Qu’avons-nous fait  ? A-t-on protégé le pouvoir  ? Avons-nous accompagné comme il se devait celui qui a valorisé certains  ? On ne doit pas remettre tout cela à demain au risque de manquer de sérieux vis-à-vis de l’opinion  ! Comment fait-on pour avoir une opposition crédible et qu’allons nous faire du pouvoir et comment  le ferons-nous ? Voilà quelques questions qui doivent plus nous occuper plutôt que de ne se focaliser que sur la reconquête du pouvoir  ! Que ferons-nous demain  ? Avons-nous tiré des leçons  ? L’angélisme  ; la délation  ; la suffisance  ; le sectarisme  ; le copinage  ; le favoritisme  ; corruption et l’arrogance  ; … Quelles solutions imagions-nous pour faire face à ces maux qui gangrènent notre société  ? Quelle base éducationnelle imaginons-nous pour cette jeunesse longtemps sacrifiée qui manque conséquemment de repères  ? Les autres ne viendront pas faire à notre place. Dans la solidarité et la mutualisation de nos efforts, il nous faut un minimum de responsabilité dans le respect de tous. Si nous faisons l’économie des grands débats, nous aurons du mal à reconstruire une opposition forte. Pour être efficaces, il conviendrait que ces débats et les paliers de construction se fassent en interne. Ce qui suppose par ailleurs que ceux qui orientent écoutent les autres. Et leur laissent un espace de proposition. Les sacrifices consentis et les épreuves âprement vécues ne laissent plus d’espaces à supporter des feintes.

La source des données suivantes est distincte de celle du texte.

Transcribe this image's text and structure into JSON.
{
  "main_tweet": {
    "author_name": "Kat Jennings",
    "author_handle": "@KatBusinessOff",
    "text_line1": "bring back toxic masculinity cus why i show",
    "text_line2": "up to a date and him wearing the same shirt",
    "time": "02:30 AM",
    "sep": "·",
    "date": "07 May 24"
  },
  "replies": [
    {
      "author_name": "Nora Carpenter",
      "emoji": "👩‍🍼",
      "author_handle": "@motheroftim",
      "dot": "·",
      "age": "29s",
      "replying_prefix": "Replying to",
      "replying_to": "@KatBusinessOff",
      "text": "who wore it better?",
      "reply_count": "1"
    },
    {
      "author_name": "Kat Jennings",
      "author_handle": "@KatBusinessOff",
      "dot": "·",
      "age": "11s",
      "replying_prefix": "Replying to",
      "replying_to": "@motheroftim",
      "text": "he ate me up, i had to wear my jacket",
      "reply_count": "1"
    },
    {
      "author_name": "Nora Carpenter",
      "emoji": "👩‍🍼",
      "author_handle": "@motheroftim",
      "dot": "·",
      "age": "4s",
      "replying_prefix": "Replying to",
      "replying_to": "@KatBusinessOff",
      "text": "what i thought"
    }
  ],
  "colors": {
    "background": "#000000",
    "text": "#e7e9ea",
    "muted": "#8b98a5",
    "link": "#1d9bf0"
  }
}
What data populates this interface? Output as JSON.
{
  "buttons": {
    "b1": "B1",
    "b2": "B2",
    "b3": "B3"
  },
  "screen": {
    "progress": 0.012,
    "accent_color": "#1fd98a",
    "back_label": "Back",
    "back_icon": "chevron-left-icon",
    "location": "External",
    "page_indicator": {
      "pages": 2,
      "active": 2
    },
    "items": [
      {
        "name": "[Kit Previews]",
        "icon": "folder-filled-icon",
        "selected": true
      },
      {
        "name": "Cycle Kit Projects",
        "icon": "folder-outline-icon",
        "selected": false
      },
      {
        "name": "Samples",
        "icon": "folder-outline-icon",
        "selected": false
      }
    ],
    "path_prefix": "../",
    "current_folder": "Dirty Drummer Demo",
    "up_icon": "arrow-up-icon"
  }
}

Hier, ces mêmes alertes étaient comme tombant dans des oreilles de sourds. Plus rien ne devrait donc être comme avant  !!
Où en est l’affaire du journaliste Guy-André Kieffer  ? Quel est ce monde où un scandale supplémentaire passe comme une lettre à la poste  ?  : «  Le juge Patrick Ramaël qui instruisait l’affaire Kieffer est promu Conseiller de Ouattara  ». Que disent les chancelleries avec lesquelles nous discutons  ?
Parler d’élections  ? Lorsque ceux qui sont de retour au pays, ne sont pas dans leurs maisons  ? Lorsqu’il y a des détenus sans jugement  ? Lorsque des exilés n’ont aucune garantie sur leur sort s’ils retournaient. Lorsqu’il y a le gros problème de la CEI. Lorsqu’on ne sait pas comment faire pour le désarmement  ? Lorsqu’on naturalise à tour de bras  ? Il convient de poser les jalons d’un véritable débat pour que la confiance revienne. Cela est important pour que le doute quitte le peuple.